Tracey’s Story

My story is one that started as a young girl. I did not lose my dad to illness, but choice — I still remember the day I knelt in my parents room, crying and praying to God for a new family. I was around 6 years old at the time. I am now 29 and my parents are still unhappily married.
My dad was always home, but was never involved with me or my younger sister. He kept to himself and stayed in his bedroom. Any time he was needed to drive me anywhere, he told me I was a burden. It didn’t take long for me to observe the dads that other kids had, or my cousins even. I was angry and jealous that I didn’t have a dad to hold and comfort me, or even just talk to. I was also angry that my mom didn’t have anyone to help her with shopping, appointments, etc.
My sister and I have both seen therapists or counselors most of our adult lives, both of us having uncontrollable anxiety and depression. I have a lot of college completed, but no degree yet. I always seem to get too involved with a guy during school and turn my attention on making him happy instead of focusing on school.
I have been in several long-term relationships, always turning out to be unhealthy. I have always wanted to be that perfect bride for that special someone. I would take such great care of him and be the provider, he would just have to love me.
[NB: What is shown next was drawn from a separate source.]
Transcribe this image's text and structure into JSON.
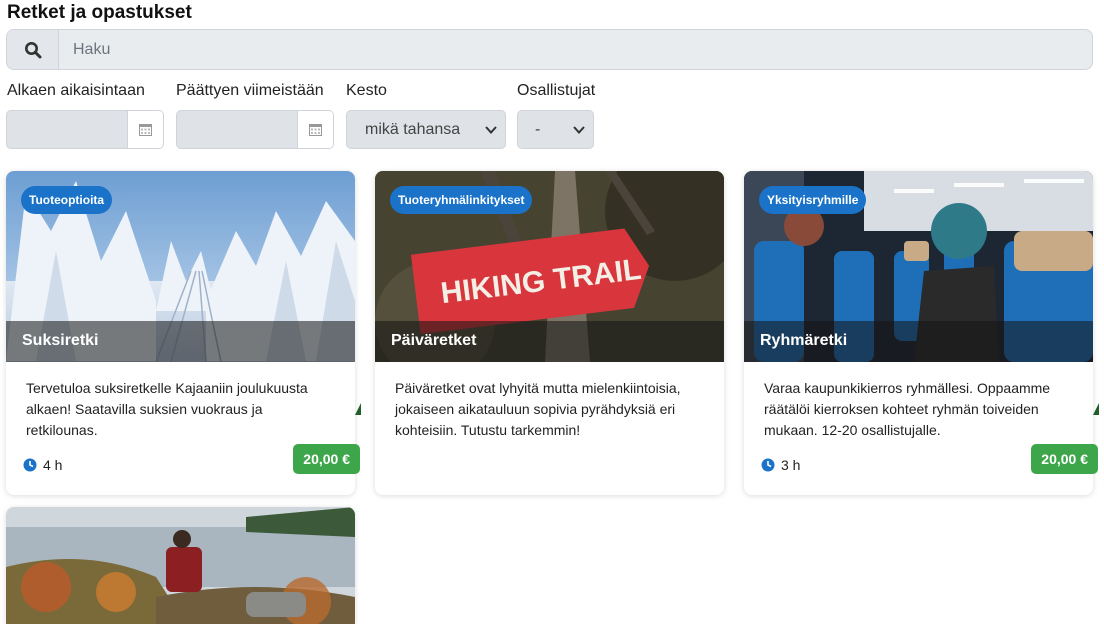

I’m still to this day desperate to be married, too desperate apparently. From these relationships, I have three young boys. My oldest just turned 6, the youngest 2. Now, not only am I desperate for a sense of security for me, but my boys do not have a stable male figure in their life. The one thing I wanted in life was to make sure my children had a strong, positive dad that would always be there for them. I have failed them. I know I can raise them, but it’s a struggle every day. Their dads are still alive, choosing something else over them. It breaks my heart.
I recently found a great counselor that, in just a short time, has really helped me find clarity in myself. That is how I came across this movement. Now that I can identify some of my behaviors, I was curious if growing up without my dad has an effect on anything. Boy was I surprised to find all this research and these other women fighting the same battles as me! I am really hoping to find more clarity and ways to make better choices with the help of the research and experiences from the women in The Fatherless Daughter Movement.